Amitabh Parashar’s The Midwife’s Confession, from BBC World Service and set to air on the British Broadcasting Corporation’s (BBC) News channel over two parts starting Saturday, is made up of never-before-seen footage of midwives who assisted home births in and around Katihar over the years. Their testimonies are the starting point for the film to explore the troubling history of infanticide and how social worker Anila Kumari's campaign to work with the same midwives helped turn the tide.
“What’s the real reason for the killings,” Parashar asks one of the midwives called Siro Devi – the only one of the women who is still alive and working as a village midwife over the course of his nearly 30-year filming project.
“The real reason is dowry. There is no other reason. Boys are considered higher, and girls are considered lower,” Siro Devi tells Parashar.
The documentary was shot, produced, and directed over the past two years by a team of journalists and filmmakers for BBC Eye Investigations, a global documentary strand from the BBC World Service. The midwives can be seen telling Parashar, on camera, how they did not want to kill but the girls’ own families would force them to murder the children, offering them money or even threatening them with violence if they refused.

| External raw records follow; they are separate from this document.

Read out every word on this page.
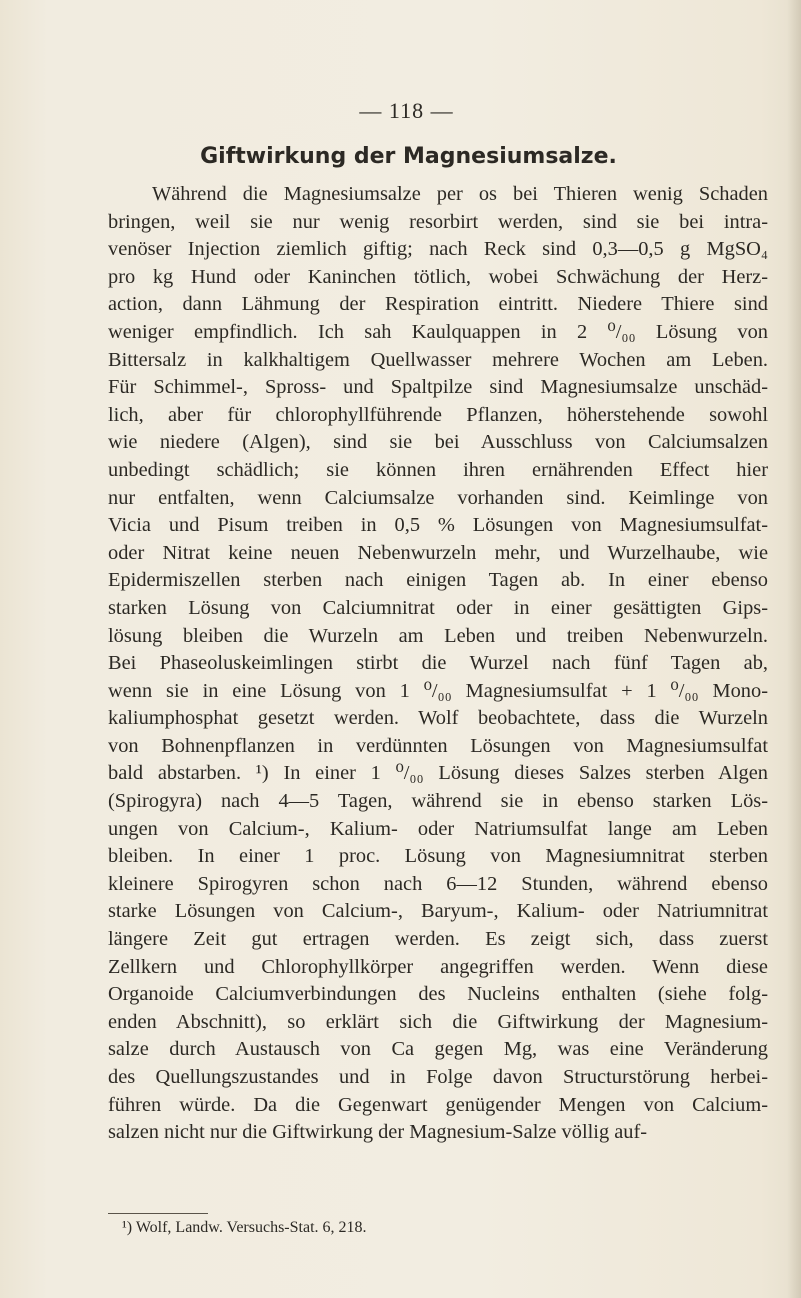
— 118 —
Giftwirkung der Magnesiumsalze.
Während die Magnesiumsalze per os bei Thieren wenig Schaden
bringen, weil sie nur wenig resorbirt werden, sind sie bei intra-
venöser Injection ziemlich giftig; nach Reck sind 0,3—0,5 g MgSO₄
pro kg Hund oder Kaninchen tötlich, wobei Schwächung der Herz-
action, dann Lähmung der Respiration eintritt. Niedere Thiere sind
weniger empfindlich. Ich sah Kaulquappen in 2 ⁰/₀₀ Lösung von
Bittersalz in kalkhaltigem Quellwasser mehrere Wochen am Leben.
Für Schimmel-, Spross- und Spaltpilze sind Magnesiumsalze unschäd-
lich, aber für chlorophyllführende Pflanzen, höherstehende sowohl
wie niedere (Algen), sind sie bei Ausschluss von Calciumsalzen
unbedingt schädlich; sie können ihren ernährenden Effect hier
nur entfalten, wenn Calciumsalze vorhanden sind. Keimlinge von
Vicia und Pisum treiben in 0,5 % Lösungen von Magnesiumsulfat-
oder Nitrat keine neuen Nebenwurzeln mehr, und Wurzelhaube, wie
Epidermiszellen sterben nach einigen Tagen ab. In einer ebenso
starken Lösung von Calciumnitrat oder in einer gesättigten Gips-
lösung bleiben die Wurzeln am Leben und treiben Nebenwurzeln.
Bei Phaseoluskeimlingen stirbt die Wurzel nach fünf Tagen ab,
wenn sie in eine Lösung von 1 ⁰/₀₀ Magnesiumsulfat + 1 ⁰/₀₀ Mono-
kaliumphosphat gesetzt werden. Wolf beobachtete, dass die Wurzeln
von Bohnenpflanzen in verdünnten Lösungen von Magnesiumsulfat
bald abstarben. ¹) In einer 1 ⁰/₀₀ Lösung dieses Salzes sterben Algen
(Spirogyra) nach 4—5 Tagen, während sie in ebenso starken Lös-
ungen von Calcium-, Kalium- oder Natriumsulfat lange am Leben
bleiben. In einer 1 proc. Lösung von Magnesiumnitrat sterben
kleinere Spirogyren schon nach 6—12 Stunden, während ebenso
starke Lösungen von Calcium-, Baryum-, Kalium- oder Natriumnitrat
längere Zeit gut ertragen werden. Es zeigt sich, dass zuerst
Zellkern und Chlorophyllkörper angegriffen werden. Wenn diese
Organoide Calciumverbindungen des Nucleins enthalten (siehe folg-
enden Abschnitt), so erklärt sich die Giftwirkung der Magnesium-
salze durch Austausch von Ca gegen Mg, was eine Veränderung
des Quellungszustandes und in Folge davon Structurstörung herbei-
führen würde. Da die Gegenwart genügender Mengen von Calcium-
salzen nicht nur die Giftwirkung der Magnesium-Salze völlig auf-
¹) Wolf, Landw. Versuchs-Stat. 6, 218.
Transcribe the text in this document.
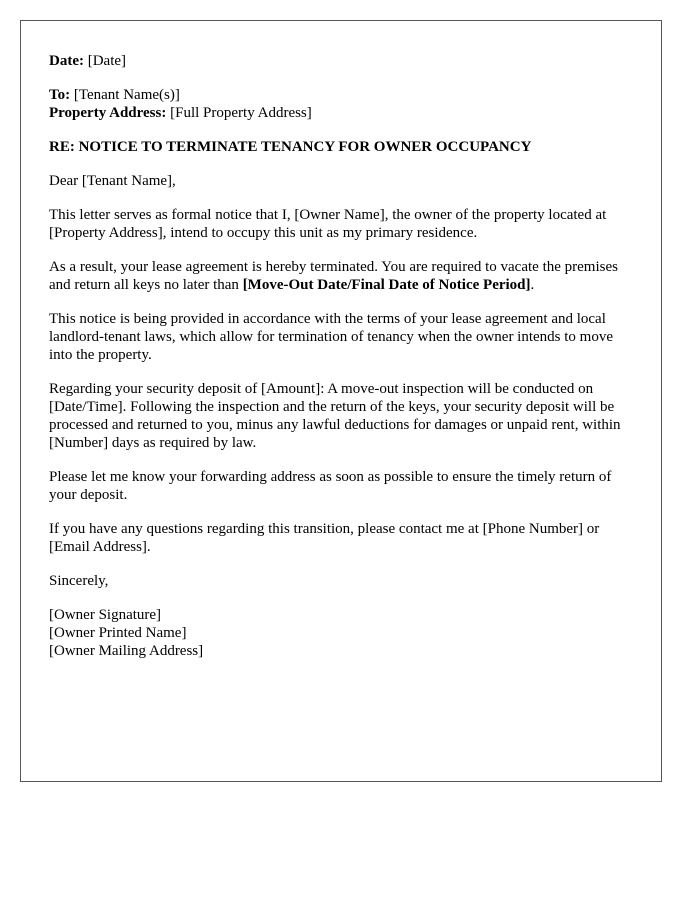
Date: [Date]

To: [Tenant Name(s)]
Property Address: [Full Property Address]

RE: NOTICE TO TERMINATE TENANCY FOR OWNER OCCUPANCY

Dear [Tenant Name],

This letter serves as formal notice that I, [Owner Name], the owner of the property located at [Property Address], intend to occupy this unit as my primary residence.

As a result, your lease agreement is hereby terminated. You are required to vacate the premises and return all keys no later than [Move-Out Date/Final Date of Notice Period].

This notice is being provided in accordance with the terms of your lease agreement and local landlord-tenant laws, which allow for termination of tenancy when the owner intends to move into the property.

Regarding your security deposit of [Amount]: A move-out inspection will be conducted on [Date/Time]. Following the inspection and the return of the keys, your security deposit will be processed and returned to you, minus any lawful deductions for damages or unpaid rent, within [Number] days as required by law.

Please let me know your forwarding address as soon as possible to ensure the timely return of your deposit.

If you have any questions regarding this transition, please contact me at [Phone Number] or [Email Address].

Sincerely,

[Owner Signature]
[Owner Printed Name]
[Owner Mailing Address]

In the 1990s, when Anila Kumari came to know about these killings, she designed an awareness programme to persuade the same midwives to bring the babies to her instead of killing them.
“Anila’s effort marked a turning point for the midwives featured in this film. With her encouragement, a small group of them, including Siro Devi, rescued at least five newborn baby girls whose families wanted them to be killed or had already abandoned them. One child died, but the other four were sent to an NGO in Patna, Bihar’s capital, and put up for adoption,” notes a BBC World Service statement on the documentary.
“With remarkable tenacity, Amitabh tracks down a young woman who, in all probability, is one of the four surviving babies rescued by the midwives in the late 1990s. Monica Thatte was adopted from an orphanage in Pune at the age of three, and the film follows her journey back to Bihar to meet with Siro and with Anila, whose campaign almost certainly saved her life,” it adds.
The documentary’s second and concluding part will be aired in the UK on September 21.